I can’t help but wonder what my 20s would have been like if that opportunity to mix and interact with workmates had been denied to me and my colleagues at the time. It’s impossible to replicate group laughter as a result of practical joke or a brilliant off the cuff comment on Zoom. At the risk of revealing too much, neither can you play an impromptu game of football using a ball ingeniously constructed of bubble wrap and masking tape. Or decide to challenge your manager to a race down King Edwards St. and prove you won by referring to the security cameras. And what will become of the world series paper toss competition taking place over lunchtime with draft 3 of the report you just discarded?

The point is that when we spend so much of our lives working - work sometimes becomes and shapes our lives.

How many of our children are the result of relationships forged at work? How many of our lasting friendships and people we relied upon during the pandemic for support were ex-colleagues who became our closest friends? Aside from business benefits, we also need to think about the role that workplaces have played in forging those connections.

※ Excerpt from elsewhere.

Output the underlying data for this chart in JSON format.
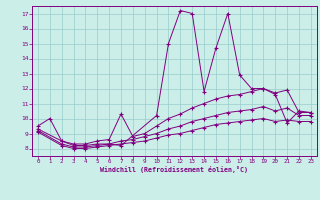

Sure, we’ve probably all had our fill of workplaces that we did not want to attend for one reason or another, but I think the focus should be on removing those aspects of the workplace that seem to be a barrier for so many people rather than abandoning the concept altogether.

 

I think the focus should be on removing those aspects of the workplace that seem to be a barrier for so many people rather than abandoning the concept altogether.

 

 

I'm not suggesting there aren't huge benefits to hybrid working, but perhaps we need a slight re-think as we go from remote, to hybrid, to workplaces that are actually attractive places to be. Not just through a lick of paint or by providing comfy sofas (though physical space is obviously important), but by seeking to remove the reasons why the office can become an unattractive proposition and by creating cultures where everyone benefits from the opportunities that personal connections with our colleagues afford. From there, the organisational benefits will necessarily follow.

Let’s not write off the workplace so soon - it’s given a lot to a lot of us.